The New York City Pension Funds have more than $153.8 billion under management; they were among the first institutional investors to adopt formal proxy voting policies. This is the first major overhaul of the proxy voting policies’ format and public disclosure since they were initially adopted.
“We commend Comptroller Scott Stringer and the Comptroller’s office for their leadership on this vital issue,” said Out Leadership Founder Todd Sears. “Our research shows that less than 1% of current directors on Fortune 500 boards are openly LGBT. Only a handful of Fortune 500 firms include sexual orientation and gender identity in their board’s definition of diversity. The time has come for action like the Comptroller’s.”
Out Leadership’s initiative Quorum, which seeks to increase the representation of LGBT people on corporate boards, worked with the Comptroller’s office while they developed the new policies. Board diversity enhances corporate performance, mitigates risk, and creates market opportunities.
“Companies make their most important decisions in the boardroom, including decisions about strategy, financial matters, and employment policies and practices that reach into every corner of our economy,” said Quorum Leadership Committee member Mario Palumbo, Partner at Millennium Partners. “Research has shown that more diverse boards lead to better decision-making.”
Quorum, founded in 2014, has an established track record of raising the visibility of the disproportionate representation of LGBT people on corporate boards. In addition to Comptroller Stringer, Quorum has engaged elected officials with oversight into investment strategy including California State Controller Betty Yee and California State Insurance Commissioner Dave Jones. As a result of Quorum’s work, companies like Simmons & Simmons have committed to including LGBT inclusion in their board diversity statements.
Quorum’s Ambassadors – business and government leaders who have committed to advocate for increased representation of LGBT directors on corporate boards – include Commissioner Stringer, Controller Yee, New York State Comptroller Thomas DiNapoli, and Bloomberg LP Chairman Peter Grauer.
Increased awareness of the importance of LGBT inclusion on corporate boards within the business community has paid dividends. In 2015, at least two openly LGBT people were named to private corporate boards: Chad Leat (Norwegian Cruise Lines), and Dr. Ashley Steel (National Express Group PLC.) And in 2015, Stanford University added LGBT content to its board governance boot camp programs.

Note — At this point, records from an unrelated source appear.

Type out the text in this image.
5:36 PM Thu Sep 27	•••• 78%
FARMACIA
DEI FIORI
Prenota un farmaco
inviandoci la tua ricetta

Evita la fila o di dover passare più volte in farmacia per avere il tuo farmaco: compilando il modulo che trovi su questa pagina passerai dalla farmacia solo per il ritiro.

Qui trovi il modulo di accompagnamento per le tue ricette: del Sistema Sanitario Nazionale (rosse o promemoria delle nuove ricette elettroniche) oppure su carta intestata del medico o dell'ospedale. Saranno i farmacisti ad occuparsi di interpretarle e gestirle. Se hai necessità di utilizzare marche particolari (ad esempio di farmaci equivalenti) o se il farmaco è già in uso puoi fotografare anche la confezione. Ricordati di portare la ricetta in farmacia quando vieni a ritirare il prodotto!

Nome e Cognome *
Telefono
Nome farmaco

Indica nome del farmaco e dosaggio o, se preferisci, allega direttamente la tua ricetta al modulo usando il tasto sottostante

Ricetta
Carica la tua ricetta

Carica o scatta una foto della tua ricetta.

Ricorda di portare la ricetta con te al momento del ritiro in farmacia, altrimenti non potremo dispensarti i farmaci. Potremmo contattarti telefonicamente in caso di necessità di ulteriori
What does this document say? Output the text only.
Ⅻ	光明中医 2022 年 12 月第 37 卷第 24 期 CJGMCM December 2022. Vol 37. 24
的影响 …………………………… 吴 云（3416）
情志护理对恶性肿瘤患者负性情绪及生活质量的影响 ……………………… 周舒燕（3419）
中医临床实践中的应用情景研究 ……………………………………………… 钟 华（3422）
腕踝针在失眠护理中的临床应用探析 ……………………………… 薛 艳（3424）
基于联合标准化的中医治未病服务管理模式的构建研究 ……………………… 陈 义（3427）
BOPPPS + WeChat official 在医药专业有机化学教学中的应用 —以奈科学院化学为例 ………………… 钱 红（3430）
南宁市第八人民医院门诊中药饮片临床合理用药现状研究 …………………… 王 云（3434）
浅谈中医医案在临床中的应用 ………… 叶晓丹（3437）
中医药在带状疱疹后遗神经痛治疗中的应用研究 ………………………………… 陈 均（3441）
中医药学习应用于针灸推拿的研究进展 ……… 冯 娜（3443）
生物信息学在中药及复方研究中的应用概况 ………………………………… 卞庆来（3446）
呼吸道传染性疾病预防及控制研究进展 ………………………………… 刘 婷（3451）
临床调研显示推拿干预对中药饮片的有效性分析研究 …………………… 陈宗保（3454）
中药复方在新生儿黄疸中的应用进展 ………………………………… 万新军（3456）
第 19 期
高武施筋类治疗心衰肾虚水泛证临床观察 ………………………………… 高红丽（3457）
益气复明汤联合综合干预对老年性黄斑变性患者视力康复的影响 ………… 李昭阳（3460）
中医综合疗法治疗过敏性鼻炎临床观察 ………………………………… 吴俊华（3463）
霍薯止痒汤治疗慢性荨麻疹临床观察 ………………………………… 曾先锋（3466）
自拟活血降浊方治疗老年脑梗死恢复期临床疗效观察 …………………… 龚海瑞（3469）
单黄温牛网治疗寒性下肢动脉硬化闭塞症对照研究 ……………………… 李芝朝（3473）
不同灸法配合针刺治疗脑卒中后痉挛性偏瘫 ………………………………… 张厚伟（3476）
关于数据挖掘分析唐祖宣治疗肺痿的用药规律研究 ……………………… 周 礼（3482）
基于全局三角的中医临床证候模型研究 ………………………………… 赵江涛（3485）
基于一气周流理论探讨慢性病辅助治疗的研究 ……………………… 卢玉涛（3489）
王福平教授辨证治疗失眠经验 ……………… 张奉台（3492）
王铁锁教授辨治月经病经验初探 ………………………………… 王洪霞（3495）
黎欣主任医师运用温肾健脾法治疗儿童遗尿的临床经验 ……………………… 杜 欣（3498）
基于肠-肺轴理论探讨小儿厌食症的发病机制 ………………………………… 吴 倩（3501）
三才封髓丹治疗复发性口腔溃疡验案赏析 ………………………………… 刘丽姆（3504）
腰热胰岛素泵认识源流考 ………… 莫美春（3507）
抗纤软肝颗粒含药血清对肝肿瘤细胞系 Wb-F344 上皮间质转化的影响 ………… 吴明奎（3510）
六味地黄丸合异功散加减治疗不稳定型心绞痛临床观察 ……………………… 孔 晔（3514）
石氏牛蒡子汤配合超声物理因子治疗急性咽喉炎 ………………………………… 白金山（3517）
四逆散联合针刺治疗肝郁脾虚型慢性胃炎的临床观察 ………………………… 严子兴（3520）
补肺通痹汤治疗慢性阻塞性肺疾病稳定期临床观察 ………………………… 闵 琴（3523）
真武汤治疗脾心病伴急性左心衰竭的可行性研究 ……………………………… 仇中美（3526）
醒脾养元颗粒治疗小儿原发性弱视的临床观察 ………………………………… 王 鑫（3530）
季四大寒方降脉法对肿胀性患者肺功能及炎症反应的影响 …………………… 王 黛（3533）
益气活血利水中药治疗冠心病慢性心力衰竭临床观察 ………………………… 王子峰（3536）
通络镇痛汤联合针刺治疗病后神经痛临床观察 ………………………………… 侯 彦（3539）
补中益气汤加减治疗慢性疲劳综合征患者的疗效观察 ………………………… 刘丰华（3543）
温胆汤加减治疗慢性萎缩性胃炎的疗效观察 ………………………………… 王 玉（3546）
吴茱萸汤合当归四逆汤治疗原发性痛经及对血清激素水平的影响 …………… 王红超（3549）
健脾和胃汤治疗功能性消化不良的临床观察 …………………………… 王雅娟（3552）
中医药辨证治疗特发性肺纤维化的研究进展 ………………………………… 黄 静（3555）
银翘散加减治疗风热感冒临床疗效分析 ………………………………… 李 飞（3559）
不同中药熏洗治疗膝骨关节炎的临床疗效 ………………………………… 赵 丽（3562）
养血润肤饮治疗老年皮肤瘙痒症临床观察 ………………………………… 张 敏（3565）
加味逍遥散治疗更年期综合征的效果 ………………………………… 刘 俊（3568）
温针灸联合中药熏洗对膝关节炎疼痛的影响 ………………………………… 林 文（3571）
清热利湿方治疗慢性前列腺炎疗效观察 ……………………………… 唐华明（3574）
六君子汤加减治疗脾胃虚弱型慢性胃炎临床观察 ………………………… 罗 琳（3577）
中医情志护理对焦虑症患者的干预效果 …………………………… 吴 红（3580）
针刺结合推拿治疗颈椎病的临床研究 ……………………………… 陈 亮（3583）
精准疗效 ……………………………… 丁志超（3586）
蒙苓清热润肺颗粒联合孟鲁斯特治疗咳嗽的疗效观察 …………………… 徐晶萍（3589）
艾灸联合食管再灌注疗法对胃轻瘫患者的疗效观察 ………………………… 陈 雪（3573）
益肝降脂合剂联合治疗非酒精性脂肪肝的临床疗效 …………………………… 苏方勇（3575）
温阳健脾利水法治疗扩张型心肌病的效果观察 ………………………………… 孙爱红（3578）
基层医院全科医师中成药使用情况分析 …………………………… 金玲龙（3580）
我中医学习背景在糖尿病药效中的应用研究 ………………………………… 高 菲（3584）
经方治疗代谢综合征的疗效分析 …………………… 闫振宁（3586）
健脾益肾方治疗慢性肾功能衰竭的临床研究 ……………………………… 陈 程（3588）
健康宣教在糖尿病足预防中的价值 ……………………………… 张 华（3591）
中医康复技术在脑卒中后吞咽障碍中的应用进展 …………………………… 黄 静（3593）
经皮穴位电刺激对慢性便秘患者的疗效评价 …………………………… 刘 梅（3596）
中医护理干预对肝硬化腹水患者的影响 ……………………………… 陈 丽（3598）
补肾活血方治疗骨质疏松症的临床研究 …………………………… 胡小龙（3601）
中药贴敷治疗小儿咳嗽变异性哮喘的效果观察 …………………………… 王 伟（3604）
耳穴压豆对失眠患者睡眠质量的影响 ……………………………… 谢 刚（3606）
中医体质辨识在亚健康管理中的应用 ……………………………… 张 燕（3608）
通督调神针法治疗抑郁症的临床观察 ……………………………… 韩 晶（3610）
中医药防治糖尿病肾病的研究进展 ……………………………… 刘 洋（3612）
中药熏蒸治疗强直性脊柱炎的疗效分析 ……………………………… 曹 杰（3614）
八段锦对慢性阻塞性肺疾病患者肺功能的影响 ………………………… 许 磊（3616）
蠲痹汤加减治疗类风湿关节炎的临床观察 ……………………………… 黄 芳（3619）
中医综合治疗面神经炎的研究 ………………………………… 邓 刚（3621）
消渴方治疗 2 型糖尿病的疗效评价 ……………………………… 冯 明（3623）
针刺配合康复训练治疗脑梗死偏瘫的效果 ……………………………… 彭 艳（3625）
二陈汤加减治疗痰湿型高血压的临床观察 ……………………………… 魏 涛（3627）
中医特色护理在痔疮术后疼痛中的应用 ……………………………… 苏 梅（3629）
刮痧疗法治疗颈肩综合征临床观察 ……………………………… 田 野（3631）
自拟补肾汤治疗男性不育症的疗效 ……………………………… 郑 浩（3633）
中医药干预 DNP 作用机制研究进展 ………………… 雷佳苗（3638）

While Quorum’s key objective is to raise awareness of the importance of increasing LGBT representation on corporate boards, and help companies tap into the LGBT market, valued at over $4 trillion worldwide, the initiative has also identified a global cohort of senior executives who have the experience that boards seek, including C-suite responsibilities, P&L management, and financial and audit background – and who also happen to be openly LGBT. Quorum’s cohort of potential board candidates receive additional training opportunities from McKinsey and KPMG.
KPMG is Quorum’s Founding Sponsor, and will host its inaugural Director’s Summit in the fall of 2016. The Quorum Director’s Summit will convene select Ally and LGBT corporate board members, representatives from Out Leadership member companies, and top Quorum candidates.
Quorum, the first and only initiative of its kind working in the LGBT board diversity space, is particularly focused on the intersectional diversity of our community, including women, people of color and veterans.